Responsibilities
- Investigate and diagnose production issues, bugs, and system failures
- Debug backend services, APIs, and distributed systems
- Troubleshoot issues in data ingestion pipelines, ETL workflows, and computation processes
- Use logs, monitoring tools, queries, and debugging techniques to analyze system behavior and isolate likely root causes
- Investigate ambiguous technical issues across services, data flows, and infrastructure components
- Perform root cause analysis (RCA) on production incidents and contribute to follow-up actions
- Communicate investigation status, impact, and next steps clearly during active incidents
- Coordinate with internal engineering teams when issues span multiple systems or require escalation
- Collaborate with engineers to implement fixes and improve system stability
- Identify recurring operational issues and propose improvements to increase system reliability and reduce manual effort
- Document troubleshooting processes, root causes, and common operational workflows
- Develop a broad understanding of MerQube’s systems and financial data infrastructure
Requirements
- Bachelor’s degree in Computer Science, Engineering, or equivalent practical experience
- 3+ years of experience debugging, maintaining, or building production systems using at least one backend programming language such as Python, Go, C++, or Java
- Experience working with backend systems or data processing pipelines
- Strong debugging and analytical problem-solving skills
- Experience working with SQL and data systems
- Ability to investigate complex and sometimes ambiguous technical issues across multiple services and system layers
- Ability to prioritize effectively during incidents and make sound escalation decisions
- Strong written and verbal communication skills, with the ability to provide clear incident updates and collaborate effectively across teams
- Ability to document findings, root causes, and operational workflows clearly and concisely
- Interest in learning about financial systems and data processing
Nice to Have
- Experience working with ETL or data pipelines
- Familiarity with workflow orchestration tools such as Airflow
- Experience with distributed systems or microservices architectures
- Familiarity with cloud environments such as AWS or GCP
- Experience debugging production systems in live operational environments
- Familiarity with tools such as Docker, Kubernetes, or other containerized environments
- Experience with monitoring, logging, or observability tools
- Exposure to financial markets or financial data
Benefits
- Competitive compensation packages
- Comprehensive full-time benefits, including medical, dental, vision, and more
- Flexible working arrangements, including opportunities to work remotely
- A community-first environment
- A strong focus on health, wellness, and work-life balance
- Opportunities to learn, develop, and grow
- PTO, holiday, and sick time
Work Arrangement
Hybrid
Additional Information
- This role requires alignment with Pacific Time (PT) operating hours in order to support internal teams and production systems effectively.
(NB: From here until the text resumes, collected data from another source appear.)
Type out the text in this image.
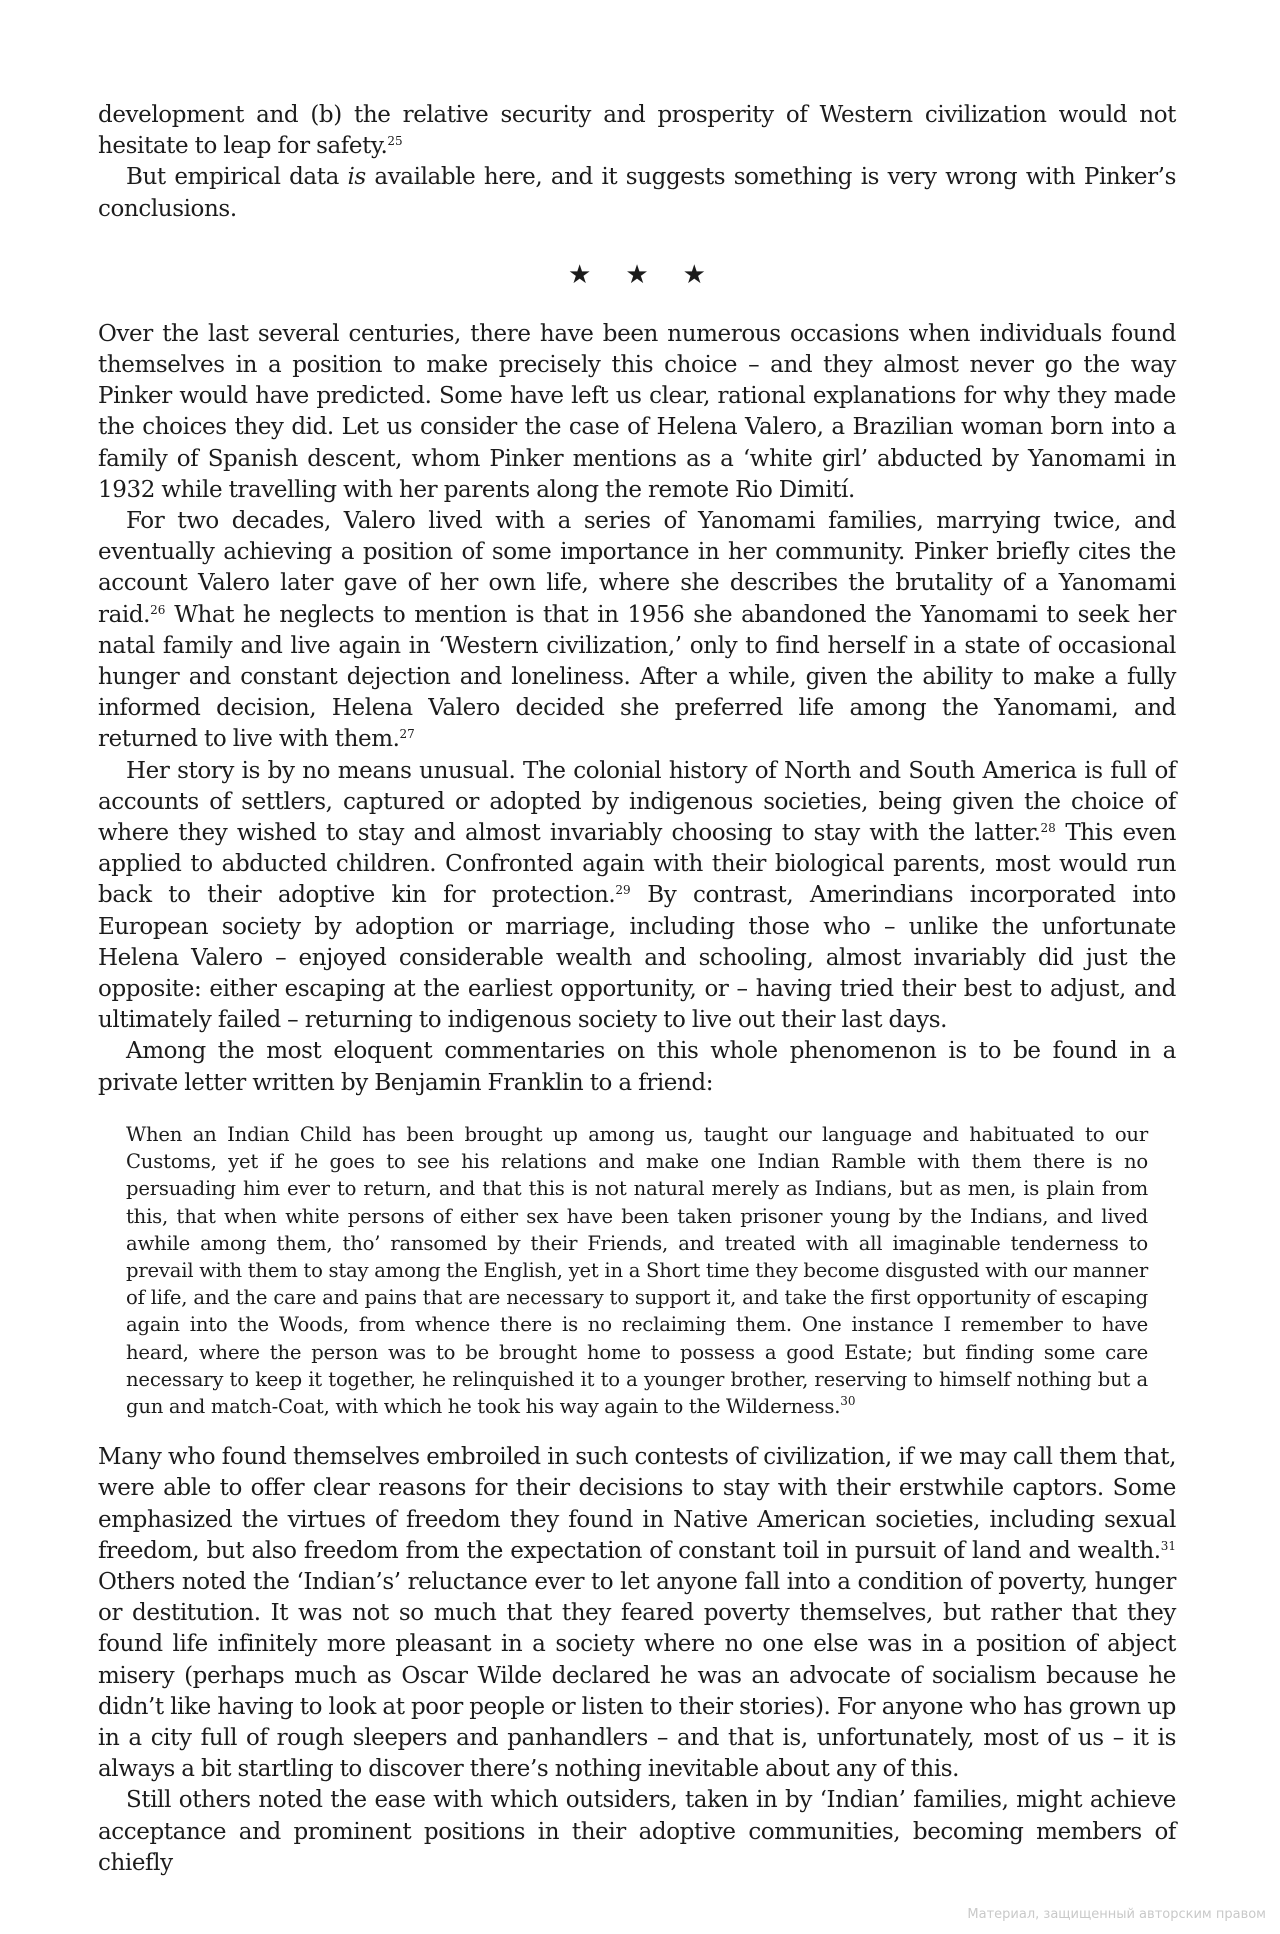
development and (b) the relative security and prosperity of Western civilization would not hesitate to leap for safety.$^{25}$

But empirical data is available here, and it suggests something is very wrong with Pinker’s conclusions.

★★★

Over the last several centuries, there have been numerous occasions when individuals found themselves in a position to make precisely this choice – and they almost never go the way Pinker would have predicted. Some have left us clear, rational explanations for why they made the choices they did. Let us consider the case of Helena Valero, a Brazilian woman born into a family of Spanish descent, whom Pinker mentions as a ‘white girl’ abducted by Yanomami in 1932 while travelling with her parents along the remote Rio Dimití.

For two decades, Valero lived with a series of Yanomami families, marrying twice, and eventually achieving a position of some importance in her community. Pinker briefly cites the account Valero later gave of her own life, where she describes the brutality of a Yanomami raid.$^{26}$ What he neglects to mention is that in 1956 she abandoned the Yanomami to seek her natal family and live again in ‘Western civilization,’ only to find herself in a state of occasional hunger and constant dejection and loneliness. After a while, given the ability to make a fully informed decision, Helena Valero decided she preferred life among the Yanomami, and returned to live with them.$^{27}$

Her story is by no means unusual. The colonial history of North and South America is full of accounts of settlers, captured or adopted by indigenous societies, being given the choice of where they wished to stay and almost invariably choosing to stay with the latter.$^{28}$ This even applied to abducted children. Confronted again with their biological parents, most would run back to their adoptive kin for protection.$^{29}$ By contrast, Amerindians incorporated into European society by adoption or marriage, including those who – unlike the unfortunate Helena Valero – enjoyed considerable wealth and schooling, almost invariably did just the opposite: either escaping at the earliest opportunity, or – having tried their best to adjust, and ultimately failed – returning to indigenous society to live out their last days.

Among the most eloquent commentaries on this whole phenomenon is to be found in a private letter written by Benjamin Franklin to a friend:

When an Indian Child has been brought up among us, taught our language and habituated to our Customs, yet if he goes to see his relations and make one Indian Ramble with them there is no persuading him ever to return, and that this is not natural merely as Indians, but as men, is plain from this, that when white persons of either sex have been taken prisoner young by the Indians, and lived awhile among them, tho’ ransomed by their Friends, and treated with all imaginable tenderness to prevail with them to stay among the English, yet in a Short time they become disgusted with our manner of life, and the care and pains that are necessary to support it, and take the first opportunity of escaping again into the Woods, from whence there is no reclaiming them. One instance I remember to have heard, where the person was to be brought home to possess a good Estate; but finding some care necessary to keep it together, he relinquished it to a younger brother, reserving to himself nothing but a gun and match-Coat, with which he took his way again to the Wilderness.$^{30}$

Many who found themselves embroiled in such contests of civilization, if we may call them that, were able to offer clear reasons for their decisions to stay with their erstwhile captors. Some emphasized the virtues of freedom they found in Native American societies, including sexual freedom, but also freedom from the expectation of constant toil in pursuit of land and wealth.$^{31}$ Others noted the ‘Indian’s’ reluctance ever to let anyone fall into a condition of poverty, hunger or destitution. It was not so much that they feared poverty themselves, but rather that they found life infinitely more pleasant in a society where no one else was in a position of abject misery (perhaps much as Oscar Wilde declared he was an advocate of socialism because he didn’t like having to look at poor people or listen to their stories). For anyone who has grown up in a city full of rough sleepers and panhandlers – and that is, unfortunately, most of us – it is always a bit startling to discover there’s nothing inevitable about any of this.

Still others noted the ease with which outsiders, taken in by ‘Indian’ families, might achieve acceptance and prominent positions in their adoptive communities, becoming members of chiefly

Материал, защищенный авторским правом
For team members based in India, this corresponds primarily to evening and night-time working hours.
- This role includes participation in a light on-call rotation focused on responding to critical production incidents. Most work takes place during regular business hours in support of internal teams. During on-call periods, engineers are expected to respond to high-priority incidents (P1 issues) in a timely manner by triaging the issue, driving investigation, and either resolving it directly or coordinating with the appropriate engineering teams. The on-call rotation is designed to provide coverage for critical incidents and is not intended to require continuous off-hours work.